LLM vs GPT
LLM and GPT often get used interchangeably in business meetings. They aren't the same — one is the category, the other is a specific architecture inside it.
The key difference: LLM is the general term for any large language model. GPT is one specific family of LLMs, developed by OpenAI.
| Dimension | LLM | GPT |
|---|---|---|
| Scope | Category — covers all large language models | A specific model family / architecture |
| Built by | Many — OpenAI, Anthropic, Google, Meta, Mistral | OpenAI |
| Examples | GPT, Claude, Gemini, Llama, Mistral | GPT-3.5, GPT-4, GPT-4o, GPT-5 |
| Architecture | Varies — most are transformer-based | Generative Pre-trained Transformer — decoder-only |
| Use in a sentence | "We're evaluating which LLM to deploy" | "We're using GPT-4o for this workflow" |
When to use LLM
Say "LLM" when you're talking about the category or comparing options across vendors.
When to use GPT
Say "GPT" when you specifically mean an OpenAI model.
FAQs
Is every GPT an LLM?
Yes — GPT is one specific kind of LLM. The reverse isn't true: Claude, Gemini and Llama are LLMs but not GPTs.

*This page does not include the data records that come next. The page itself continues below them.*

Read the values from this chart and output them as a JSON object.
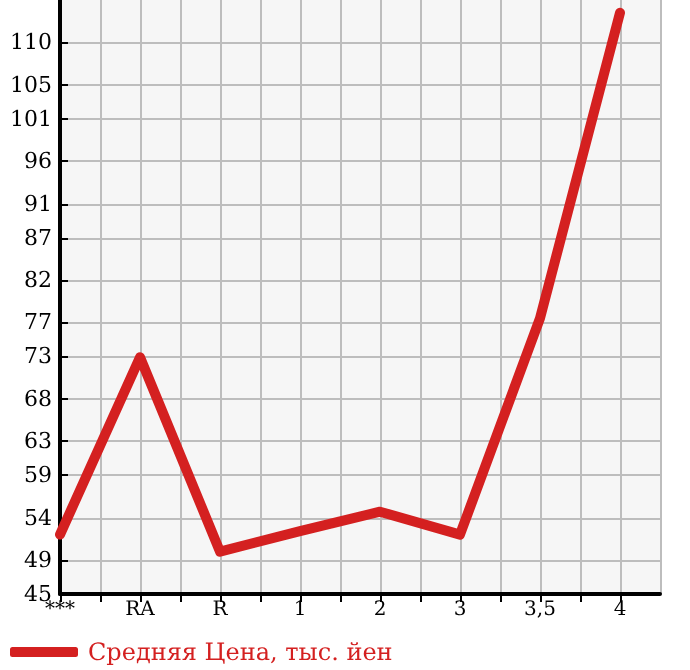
{
  "chart_data": {
    "type": "line",
    "categories": [
      "***",
      "RA",
      "R",
      "1",
      "2",
      "3",
      "3,5",
      "4"
    ],
    "series": [
      {
        "name": "Средняя Цена, тыс. йен",
        "color": "#d42020",
        "values": [
          52.0,
          72.9,
          50.0,
          52.4,
          54.7,
          52.0,
          77.5,
          113.5
        ]
      }
    ],
    "ylim": [
      45,
      115
    ],
    "yticks": [
      45,
      49,
      54,
      59,
      63,
      68,
      73,
      77,
      82,
      87,
      91,
      96,
      101,
      105,
      110
    ],
    "grid": true,
    "legend": "bottom",
    "marker": "none",
    "line_style": "solid"
  }
}
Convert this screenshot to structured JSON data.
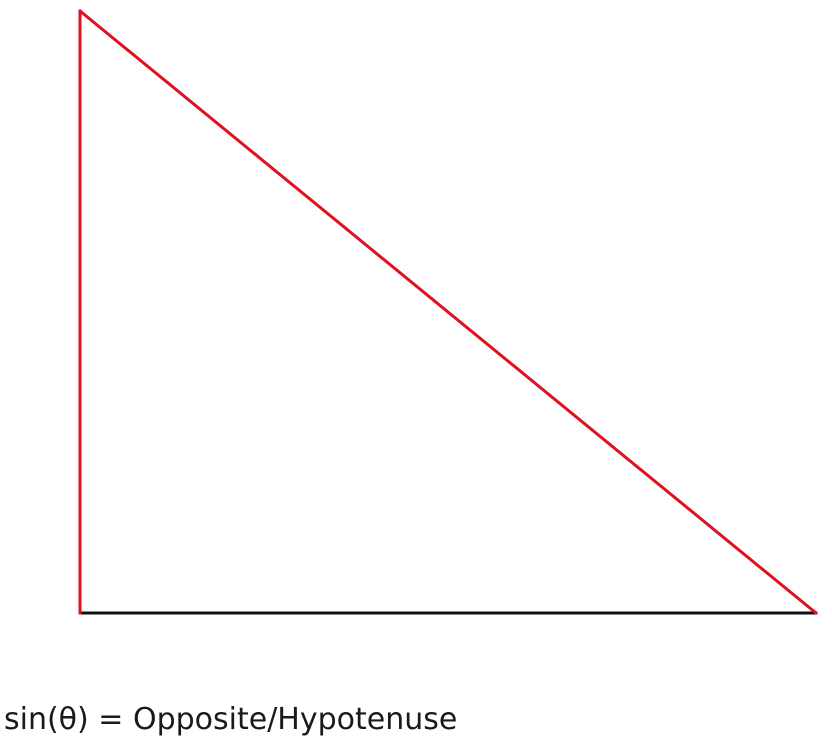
{
  "formula": {
    "text": "sin(θ) = Opposite/Hypotenuse"
  },
  "colors": {
    "opposite_side": "#e0101f",
    "hypotenuse": "#e0101f",
    "adjacent_side": "#111111",
    "text": "#1a1a1a",
    "background": "#ffffff"
  }
}
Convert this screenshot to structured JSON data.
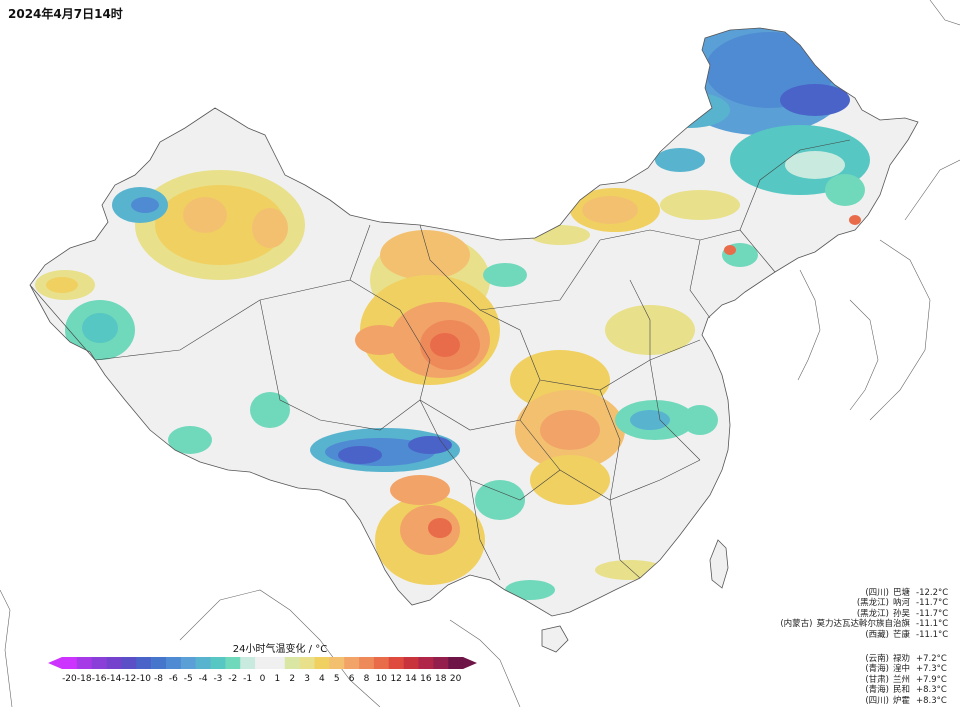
{
  "title": "2024年4月7日14时",
  "legend": {
    "title": "24小时气温变化 / °C",
    "ticks": [
      "-20",
      "-18",
      "-16",
      "-14",
      "-12",
      "-10",
      "-8",
      "-6",
      "-5",
      "-4",
      "-3",
      "-2",
      "-1",
      "0",
      "1",
      "2",
      "3",
      "4",
      "5",
      "6",
      "8",
      "10",
      "12",
      "14",
      "16",
      "18",
      "20"
    ],
    "colors": [
      "#cc33ff",
      "#a63ae6",
      "#8a3fd8",
      "#7442cc",
      "#5b4fc8",
      "#4a63c8",
      "#4576cc",
      "#4f8bd2",
      "#5a9fd6",
      "#58b3cf",
      "#56c7c2",
      "#70d8bb",
      "#c9eadf",
      "#f0f0f0",
      "#f0f0f0",
      "#d9e6a4",
      "#e8e08a",
      "#f0d060",
      "#f3c070",
      "#f2a468",
      "#ee8a5a",
      "#e96c4a",
      "#de4a3d",
      "#c9333c",
      "#b02648",
      "#93204c",
      "#6e1446"
    ]
  },
  "drops": {
    "title": "",
    "rows": [
      {
        "prov": "(四川)",
        "name": "巴塘",
        "val": "-12.2°C"
      },
      {
        "prov": "(黑龙江)",
        "name": "呐河",
        "val": "-11.7°C"
      },
      {
        "prov": "(黑龙江)",
        "name": "孙吴",
        "val": "-11.7°C"
      },
      {
        "prov": "(内蒙古)",
        "name": "莫力达瓦达斡尔族自治旗",
        "val": "-11.1°C"
      },
      {
        "prov": "(西藏)",
        "name": "芒康",
        "val": "-11.1°C"
      }
    ]
  },
  "rises": {
    "rows": [
      {
        "prov": "(云南)",
        "name": "禄劝",
        "val": "+7.2°C"
      },
      {
        "prov": "(青海)",
        "name": "湟中",
        "val": "+7.3°C"
      },
      {
        "prov": "(甘肃)",
        "name": "兰州",
        "val": "+7.9°C"
      },
      {
        "prov": "(青海)",
        "name": "民和",
        "val": "+8.3°C"
      },
      {
        "prov": "(四川)",
        "name": "炉霍",
        "val": "+8.3°C"
      }
    ]
  }
}
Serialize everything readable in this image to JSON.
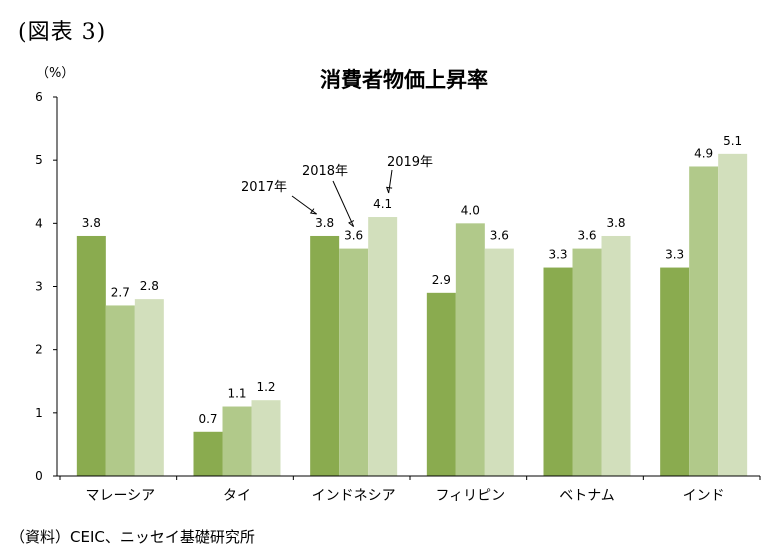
{
  "figure_label": "(図表 3)",
  "unit": "（%）",
  "source": "（資料）CEIC、ニッセイ基礎研究所",
  "colors": {
    "2017": "#8aab4f",
    "2018": "#b1c98a",
    "2019": "#d2dfbc",
    "axis": "#000000"
  },
  "annotations": [
    "2017年",
    "2018年",
    "2019年"
  ],
  "chart_data": {
    "type": "bar",
    "title": "消費者物価上昇率",
    "xlabel": "",
    "ylabel": "",
    "ylim": [
      0,
      6
    ],
    "yticks": [
      0,
      1,
      2,
      3,
      4,
      5,
      6
    ],
    "grid": false,
    "categories": [
      "マレーシア",
      "タイ",
      "インドネシア",
      "フィリピン",
      "ベトナム",
      "インド"
    ],
    "series": [
      {
        "name": "2017年",
        "values": [
          3.8,
          0.7,
          3.8,
          2.9,
          3.3,
          3.3
        ]
      },
      {
        "name": "2018年",
        "values": [
          2.7,
          1.1,
          3.6,
          4.0,
          3.6,
          4.9
        ]
      },
      {
        "name": "2019年",
        "values": [
          2.8,
          1.2,
          4.1,
          3.6,
          3.8,
          5.1
        ]
      }
    ],
    "labels": [
      [
        "3.8",
        "0.7",
        "3.8",
        "2.9",
        "3.3",
        "3.3"
      ],
      [
        "2.7",
        "1.1",
        "3.6",
        "4.0",
        "3.6",
        "4.9"
      ],
      [
        "2.8",
        "1.2",
        "4.1",
        "3.6",
        "3.8",
        "5.1"
      ]
    ]
  }
}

Why is the distinction important?
In vendor discussions and contracts, "GPT" implies OpenAI. Saying "we use GPT" when you actually mean Claude or Gemini is a fast way to lose technical credibility.
Are all LLMs based on transformers?
Almost all the current state-of-the-art ones are, though newer architectures (Mamba, state-space models) are starting to appear in research.